US Army Air Force Base Construction

This page is from a heritage partnered project. It was written in 1998 by students from Stephenville Integrated High School and edited by their teachers. It has not been vetted by the heritage website's academic editor.

The construction of the US Army Air Force Base was started in 1941 when the US came to Stephenville Newfoundland. The people of Stephenville helped in the construction of the Base which employed over 1500 people.

The largest area specified in the Anglo-American Lend-Lease Agreement was designated at Stephenville for the construction of an Air Force Base. The total of 8159 acres selected in October, 1940 was situated at the northeast end of Bay St. George. This was to become the largest military airport of the United States Army Air Force outside of continental USA. It was to be known in 1941 as Stephenville Air Base.

During the construction of the Air Force Base some houses and buildings were taken by the U.S. to be used as offices and residences. Only a few buildings were taken, however, with the vast majority being built. During the American presence 247 family housing units were built as well as a 600-seat theater and two 500-seat dining halls for military personnel. In addition, four 68-bed civilian dormitories were constructed.

The Newfoundland Base Contractors, working under the U.S. Corps of Engineers, awarded its first contract to an American contracting company in February 1941 for the construction of an airfield and all of the component buildings necessary. Several of the former resident houses and buildings that could be relocated were used by the Corps of Engineers and Contractors as offices and living quarters. The original plan called for all temporary structures to be built. Even the hangars fell into this category. However, this was changed after December 1941 to semi-permanent hangars. The permanent structures came some time later.

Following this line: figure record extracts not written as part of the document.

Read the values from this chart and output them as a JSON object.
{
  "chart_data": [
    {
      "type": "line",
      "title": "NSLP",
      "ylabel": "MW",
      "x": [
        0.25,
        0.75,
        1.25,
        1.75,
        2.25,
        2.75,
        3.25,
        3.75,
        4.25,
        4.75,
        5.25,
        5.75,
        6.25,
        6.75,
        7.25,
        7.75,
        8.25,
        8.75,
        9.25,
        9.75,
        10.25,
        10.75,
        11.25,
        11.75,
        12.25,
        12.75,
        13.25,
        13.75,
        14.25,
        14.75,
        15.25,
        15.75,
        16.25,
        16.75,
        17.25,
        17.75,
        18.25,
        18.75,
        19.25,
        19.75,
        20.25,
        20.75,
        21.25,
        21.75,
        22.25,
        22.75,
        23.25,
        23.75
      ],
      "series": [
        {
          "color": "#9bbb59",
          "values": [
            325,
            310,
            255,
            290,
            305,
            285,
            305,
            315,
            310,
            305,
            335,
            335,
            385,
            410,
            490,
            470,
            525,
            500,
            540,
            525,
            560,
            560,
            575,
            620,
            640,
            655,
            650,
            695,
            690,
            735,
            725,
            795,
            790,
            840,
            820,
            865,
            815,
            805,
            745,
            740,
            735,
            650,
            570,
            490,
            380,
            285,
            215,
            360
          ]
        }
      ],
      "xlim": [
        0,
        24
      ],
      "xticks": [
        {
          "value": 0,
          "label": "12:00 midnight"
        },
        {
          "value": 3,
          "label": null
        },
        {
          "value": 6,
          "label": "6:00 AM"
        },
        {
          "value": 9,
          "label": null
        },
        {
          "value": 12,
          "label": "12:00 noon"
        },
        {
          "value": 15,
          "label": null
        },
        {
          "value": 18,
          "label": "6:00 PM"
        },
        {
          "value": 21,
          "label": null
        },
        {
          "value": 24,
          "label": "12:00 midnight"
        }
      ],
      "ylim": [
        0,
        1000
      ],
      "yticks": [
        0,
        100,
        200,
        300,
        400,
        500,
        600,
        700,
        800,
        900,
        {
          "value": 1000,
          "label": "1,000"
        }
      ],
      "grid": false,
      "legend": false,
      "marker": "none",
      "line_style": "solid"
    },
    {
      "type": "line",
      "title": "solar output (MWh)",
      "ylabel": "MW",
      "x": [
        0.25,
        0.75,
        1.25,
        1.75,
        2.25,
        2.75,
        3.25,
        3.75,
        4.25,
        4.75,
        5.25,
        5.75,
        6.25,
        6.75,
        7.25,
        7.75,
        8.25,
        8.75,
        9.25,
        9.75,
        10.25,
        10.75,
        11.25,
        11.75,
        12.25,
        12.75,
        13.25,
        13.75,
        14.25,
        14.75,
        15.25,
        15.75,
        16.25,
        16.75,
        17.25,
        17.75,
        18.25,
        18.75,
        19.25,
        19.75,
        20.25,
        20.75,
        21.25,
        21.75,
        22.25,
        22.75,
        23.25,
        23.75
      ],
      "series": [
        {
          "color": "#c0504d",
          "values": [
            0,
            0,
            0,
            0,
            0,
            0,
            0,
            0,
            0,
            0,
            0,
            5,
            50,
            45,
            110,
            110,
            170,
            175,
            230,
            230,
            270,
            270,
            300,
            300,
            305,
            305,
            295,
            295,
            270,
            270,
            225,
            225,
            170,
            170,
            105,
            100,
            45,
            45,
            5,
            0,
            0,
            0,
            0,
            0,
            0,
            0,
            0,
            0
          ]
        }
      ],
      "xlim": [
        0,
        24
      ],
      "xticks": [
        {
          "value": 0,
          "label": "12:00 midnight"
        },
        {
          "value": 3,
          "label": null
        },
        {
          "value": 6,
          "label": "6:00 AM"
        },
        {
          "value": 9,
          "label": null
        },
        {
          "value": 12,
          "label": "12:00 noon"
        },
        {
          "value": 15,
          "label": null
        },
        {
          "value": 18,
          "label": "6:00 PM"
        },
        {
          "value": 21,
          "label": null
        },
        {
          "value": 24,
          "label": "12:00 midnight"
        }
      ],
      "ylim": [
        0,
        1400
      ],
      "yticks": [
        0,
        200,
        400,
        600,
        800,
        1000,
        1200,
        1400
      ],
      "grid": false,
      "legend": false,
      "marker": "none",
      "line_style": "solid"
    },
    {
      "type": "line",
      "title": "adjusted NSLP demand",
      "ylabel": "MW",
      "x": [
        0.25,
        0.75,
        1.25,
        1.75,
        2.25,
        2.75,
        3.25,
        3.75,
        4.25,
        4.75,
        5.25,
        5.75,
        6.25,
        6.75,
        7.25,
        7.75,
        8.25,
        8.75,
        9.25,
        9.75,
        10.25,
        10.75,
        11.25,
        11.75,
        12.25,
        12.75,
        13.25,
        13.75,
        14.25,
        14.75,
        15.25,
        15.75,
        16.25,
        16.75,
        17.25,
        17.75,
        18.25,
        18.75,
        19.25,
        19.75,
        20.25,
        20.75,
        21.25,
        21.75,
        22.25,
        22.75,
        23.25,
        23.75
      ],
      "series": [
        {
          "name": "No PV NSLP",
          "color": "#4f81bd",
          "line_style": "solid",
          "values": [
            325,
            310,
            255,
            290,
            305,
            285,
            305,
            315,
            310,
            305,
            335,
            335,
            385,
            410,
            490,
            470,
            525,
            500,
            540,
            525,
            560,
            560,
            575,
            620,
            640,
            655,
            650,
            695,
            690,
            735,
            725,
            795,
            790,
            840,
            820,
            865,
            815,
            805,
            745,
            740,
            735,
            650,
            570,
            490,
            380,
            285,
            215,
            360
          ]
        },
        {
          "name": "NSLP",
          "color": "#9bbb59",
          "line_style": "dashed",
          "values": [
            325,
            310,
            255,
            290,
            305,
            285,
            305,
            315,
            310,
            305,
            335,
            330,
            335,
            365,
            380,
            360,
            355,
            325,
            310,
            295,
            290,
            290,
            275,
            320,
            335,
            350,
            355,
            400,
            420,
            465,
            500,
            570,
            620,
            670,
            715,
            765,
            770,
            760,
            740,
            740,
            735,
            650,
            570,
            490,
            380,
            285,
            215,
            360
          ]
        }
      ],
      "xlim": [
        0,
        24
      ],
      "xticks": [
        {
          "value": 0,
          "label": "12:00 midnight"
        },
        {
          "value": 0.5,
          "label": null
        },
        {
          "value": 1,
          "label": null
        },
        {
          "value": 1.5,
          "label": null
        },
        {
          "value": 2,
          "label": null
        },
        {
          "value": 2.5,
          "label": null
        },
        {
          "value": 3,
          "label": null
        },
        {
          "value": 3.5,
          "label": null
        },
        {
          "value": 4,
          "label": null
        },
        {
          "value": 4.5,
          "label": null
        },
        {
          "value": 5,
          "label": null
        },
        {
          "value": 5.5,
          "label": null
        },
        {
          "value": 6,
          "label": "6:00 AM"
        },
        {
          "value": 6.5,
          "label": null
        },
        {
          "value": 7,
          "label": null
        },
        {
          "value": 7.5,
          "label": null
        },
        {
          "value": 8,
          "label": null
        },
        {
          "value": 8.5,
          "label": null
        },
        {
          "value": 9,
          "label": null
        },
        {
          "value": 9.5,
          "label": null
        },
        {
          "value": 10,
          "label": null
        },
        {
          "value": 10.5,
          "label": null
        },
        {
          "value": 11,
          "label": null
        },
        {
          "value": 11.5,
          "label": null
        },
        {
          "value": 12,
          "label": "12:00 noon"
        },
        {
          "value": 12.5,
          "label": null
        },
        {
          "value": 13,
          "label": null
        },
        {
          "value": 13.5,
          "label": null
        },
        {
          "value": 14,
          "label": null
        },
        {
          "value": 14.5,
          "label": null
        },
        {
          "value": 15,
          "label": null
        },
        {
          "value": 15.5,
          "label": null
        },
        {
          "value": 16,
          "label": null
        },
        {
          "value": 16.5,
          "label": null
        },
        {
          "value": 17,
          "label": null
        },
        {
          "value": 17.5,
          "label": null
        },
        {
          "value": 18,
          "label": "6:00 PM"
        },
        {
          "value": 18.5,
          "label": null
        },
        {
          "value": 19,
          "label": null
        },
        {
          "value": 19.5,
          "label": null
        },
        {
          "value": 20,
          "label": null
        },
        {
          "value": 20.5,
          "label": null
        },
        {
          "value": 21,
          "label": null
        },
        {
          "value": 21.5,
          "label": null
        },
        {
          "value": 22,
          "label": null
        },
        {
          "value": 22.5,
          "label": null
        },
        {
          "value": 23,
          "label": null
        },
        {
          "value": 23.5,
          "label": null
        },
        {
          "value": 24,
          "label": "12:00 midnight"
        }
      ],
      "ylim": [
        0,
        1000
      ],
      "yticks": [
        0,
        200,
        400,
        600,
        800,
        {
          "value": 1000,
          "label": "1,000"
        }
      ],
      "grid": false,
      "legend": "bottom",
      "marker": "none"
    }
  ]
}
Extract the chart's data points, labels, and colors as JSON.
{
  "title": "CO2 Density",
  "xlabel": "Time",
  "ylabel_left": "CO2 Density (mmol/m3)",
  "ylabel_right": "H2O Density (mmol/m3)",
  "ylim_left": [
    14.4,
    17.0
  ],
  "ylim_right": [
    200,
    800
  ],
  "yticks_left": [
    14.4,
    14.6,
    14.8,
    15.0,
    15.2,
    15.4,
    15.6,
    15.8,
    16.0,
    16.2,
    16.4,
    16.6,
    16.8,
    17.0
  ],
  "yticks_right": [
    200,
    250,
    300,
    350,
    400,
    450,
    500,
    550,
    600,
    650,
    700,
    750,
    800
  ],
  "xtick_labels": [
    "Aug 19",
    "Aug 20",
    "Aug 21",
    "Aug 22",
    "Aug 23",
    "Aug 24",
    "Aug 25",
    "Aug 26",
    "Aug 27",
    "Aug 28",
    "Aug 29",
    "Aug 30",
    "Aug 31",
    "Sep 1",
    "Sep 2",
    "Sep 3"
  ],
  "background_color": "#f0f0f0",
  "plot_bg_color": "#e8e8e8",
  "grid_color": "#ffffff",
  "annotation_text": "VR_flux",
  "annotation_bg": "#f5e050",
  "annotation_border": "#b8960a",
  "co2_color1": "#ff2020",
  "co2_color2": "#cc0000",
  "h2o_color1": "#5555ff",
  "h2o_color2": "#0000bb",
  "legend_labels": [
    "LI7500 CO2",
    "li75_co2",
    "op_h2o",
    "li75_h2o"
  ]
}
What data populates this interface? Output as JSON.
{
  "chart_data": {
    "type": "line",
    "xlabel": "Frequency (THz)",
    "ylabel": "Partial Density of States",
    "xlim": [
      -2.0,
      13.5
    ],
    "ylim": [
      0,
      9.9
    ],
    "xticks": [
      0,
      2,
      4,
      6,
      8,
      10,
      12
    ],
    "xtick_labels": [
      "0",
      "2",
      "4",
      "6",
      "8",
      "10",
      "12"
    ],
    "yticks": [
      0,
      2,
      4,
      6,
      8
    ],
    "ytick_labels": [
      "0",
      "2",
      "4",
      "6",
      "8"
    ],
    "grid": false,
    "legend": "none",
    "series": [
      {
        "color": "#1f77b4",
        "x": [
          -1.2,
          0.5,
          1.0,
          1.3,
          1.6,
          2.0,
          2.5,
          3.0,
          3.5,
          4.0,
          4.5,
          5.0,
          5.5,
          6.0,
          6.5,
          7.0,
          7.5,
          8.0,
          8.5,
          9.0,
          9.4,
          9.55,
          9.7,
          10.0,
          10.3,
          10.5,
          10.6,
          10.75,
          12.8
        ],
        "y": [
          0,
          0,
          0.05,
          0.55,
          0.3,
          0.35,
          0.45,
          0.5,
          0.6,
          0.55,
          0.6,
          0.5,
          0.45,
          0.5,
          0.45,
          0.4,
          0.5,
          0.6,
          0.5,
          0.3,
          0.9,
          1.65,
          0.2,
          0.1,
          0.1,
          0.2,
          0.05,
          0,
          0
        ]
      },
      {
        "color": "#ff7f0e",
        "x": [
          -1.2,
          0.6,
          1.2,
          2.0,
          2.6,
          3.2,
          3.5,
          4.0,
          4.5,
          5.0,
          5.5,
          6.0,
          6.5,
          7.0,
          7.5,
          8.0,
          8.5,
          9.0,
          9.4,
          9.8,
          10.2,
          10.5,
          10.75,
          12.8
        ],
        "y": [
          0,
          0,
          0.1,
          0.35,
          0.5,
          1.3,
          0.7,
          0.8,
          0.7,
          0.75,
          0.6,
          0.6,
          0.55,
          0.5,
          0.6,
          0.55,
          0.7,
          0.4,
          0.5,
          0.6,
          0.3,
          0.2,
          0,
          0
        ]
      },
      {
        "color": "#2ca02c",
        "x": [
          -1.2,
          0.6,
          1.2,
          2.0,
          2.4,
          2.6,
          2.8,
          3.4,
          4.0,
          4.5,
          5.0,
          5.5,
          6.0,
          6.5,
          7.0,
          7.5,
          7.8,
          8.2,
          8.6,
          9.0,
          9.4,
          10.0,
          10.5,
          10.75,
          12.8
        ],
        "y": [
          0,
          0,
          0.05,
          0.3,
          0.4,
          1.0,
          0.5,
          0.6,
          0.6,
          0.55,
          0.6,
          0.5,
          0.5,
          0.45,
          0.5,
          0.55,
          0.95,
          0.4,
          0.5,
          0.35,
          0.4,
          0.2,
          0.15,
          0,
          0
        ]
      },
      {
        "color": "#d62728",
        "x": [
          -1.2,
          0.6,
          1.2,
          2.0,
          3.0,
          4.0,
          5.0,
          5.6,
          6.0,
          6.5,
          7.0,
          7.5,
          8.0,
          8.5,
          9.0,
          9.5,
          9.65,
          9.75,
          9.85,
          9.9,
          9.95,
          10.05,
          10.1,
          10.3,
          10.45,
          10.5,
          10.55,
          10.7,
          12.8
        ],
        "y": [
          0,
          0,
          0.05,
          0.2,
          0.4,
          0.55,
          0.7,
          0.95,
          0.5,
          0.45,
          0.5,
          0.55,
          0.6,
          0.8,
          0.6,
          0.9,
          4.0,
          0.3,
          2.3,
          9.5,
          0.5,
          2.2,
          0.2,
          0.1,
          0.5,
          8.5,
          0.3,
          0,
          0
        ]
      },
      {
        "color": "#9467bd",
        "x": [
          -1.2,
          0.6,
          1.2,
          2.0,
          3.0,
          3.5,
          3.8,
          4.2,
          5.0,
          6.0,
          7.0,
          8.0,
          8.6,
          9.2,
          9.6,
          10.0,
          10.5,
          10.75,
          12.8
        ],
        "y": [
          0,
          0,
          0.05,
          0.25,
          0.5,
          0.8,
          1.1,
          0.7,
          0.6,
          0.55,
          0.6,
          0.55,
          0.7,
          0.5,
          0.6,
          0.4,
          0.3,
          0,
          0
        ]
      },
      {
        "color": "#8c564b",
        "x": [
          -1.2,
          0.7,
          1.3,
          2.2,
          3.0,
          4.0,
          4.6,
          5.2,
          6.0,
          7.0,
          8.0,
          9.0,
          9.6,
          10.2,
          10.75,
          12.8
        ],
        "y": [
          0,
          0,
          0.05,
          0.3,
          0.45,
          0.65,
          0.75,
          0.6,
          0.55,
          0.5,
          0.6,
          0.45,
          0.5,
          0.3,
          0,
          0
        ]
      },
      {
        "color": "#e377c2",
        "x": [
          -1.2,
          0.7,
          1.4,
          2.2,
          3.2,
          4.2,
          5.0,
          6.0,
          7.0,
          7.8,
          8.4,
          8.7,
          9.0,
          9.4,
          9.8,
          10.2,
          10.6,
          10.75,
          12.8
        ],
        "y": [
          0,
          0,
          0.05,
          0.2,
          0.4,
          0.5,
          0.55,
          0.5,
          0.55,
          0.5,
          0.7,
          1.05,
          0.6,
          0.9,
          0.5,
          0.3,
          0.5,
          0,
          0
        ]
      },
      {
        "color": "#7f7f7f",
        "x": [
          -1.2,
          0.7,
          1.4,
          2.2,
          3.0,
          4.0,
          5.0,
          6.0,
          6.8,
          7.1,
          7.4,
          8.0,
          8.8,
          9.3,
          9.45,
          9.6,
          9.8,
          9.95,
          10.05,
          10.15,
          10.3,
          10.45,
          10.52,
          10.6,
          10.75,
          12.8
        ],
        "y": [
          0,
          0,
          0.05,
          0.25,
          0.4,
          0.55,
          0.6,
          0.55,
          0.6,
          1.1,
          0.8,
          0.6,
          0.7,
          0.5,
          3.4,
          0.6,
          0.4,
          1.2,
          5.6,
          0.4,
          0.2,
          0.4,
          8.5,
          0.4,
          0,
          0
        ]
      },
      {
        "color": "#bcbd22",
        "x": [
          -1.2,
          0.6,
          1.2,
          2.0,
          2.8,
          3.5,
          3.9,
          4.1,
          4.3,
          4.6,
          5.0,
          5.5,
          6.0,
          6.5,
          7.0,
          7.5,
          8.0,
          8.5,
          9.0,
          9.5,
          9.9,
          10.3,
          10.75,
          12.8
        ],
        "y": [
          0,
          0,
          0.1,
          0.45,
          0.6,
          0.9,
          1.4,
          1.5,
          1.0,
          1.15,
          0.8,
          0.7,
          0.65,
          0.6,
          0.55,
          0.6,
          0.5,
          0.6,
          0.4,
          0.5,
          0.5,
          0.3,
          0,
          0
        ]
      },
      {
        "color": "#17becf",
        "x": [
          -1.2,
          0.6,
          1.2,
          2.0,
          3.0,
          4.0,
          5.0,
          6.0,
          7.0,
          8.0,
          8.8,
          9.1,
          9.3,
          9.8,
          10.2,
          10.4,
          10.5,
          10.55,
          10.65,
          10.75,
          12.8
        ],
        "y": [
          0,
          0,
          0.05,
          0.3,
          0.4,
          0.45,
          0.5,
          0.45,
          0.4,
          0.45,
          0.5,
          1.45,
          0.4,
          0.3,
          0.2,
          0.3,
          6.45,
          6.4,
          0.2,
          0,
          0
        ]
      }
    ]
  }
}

On December 7, 1941, when America declared war on the Japanese, the U.S. Army Air Force Base had not been completed. The Newfoundland Base Contractors were told to leave in place all temporary buildings then occupied. These had been scheduled to be demolished when the base was completed. The U.S. Army Air Force (USAAF) personnel were quartered on the base in tents and other temporary structures until new quarters were completed. Harmon Field had not been completed when in April of 1942, over 700 U.S. Army Air Corps personnel, including the 429th Bombardment Squadron, arrived by military sea transport. It was necessary for these troops to stay aboard the vessel until their tent accommodations were ready. The largest "tent city" to be erected in Newfoundland and Labrador up to that time, and which consisted of over 100 mammoth size tents, was called Camp Morris. There were only a few military organizations at Harmon at the time such as the Army Coast Artillery, Army Transport Command, Signal Corps, and the Army Air Communications Squadron. There were also other organizations such as a port company, a trucking company, an ordnance company and a quartermaster along with medics, bakers, cooks and others to make up a troop contingency. By April 1943, there were 17 military units assigned and more than 400 soldiers living at the Stephenville air base.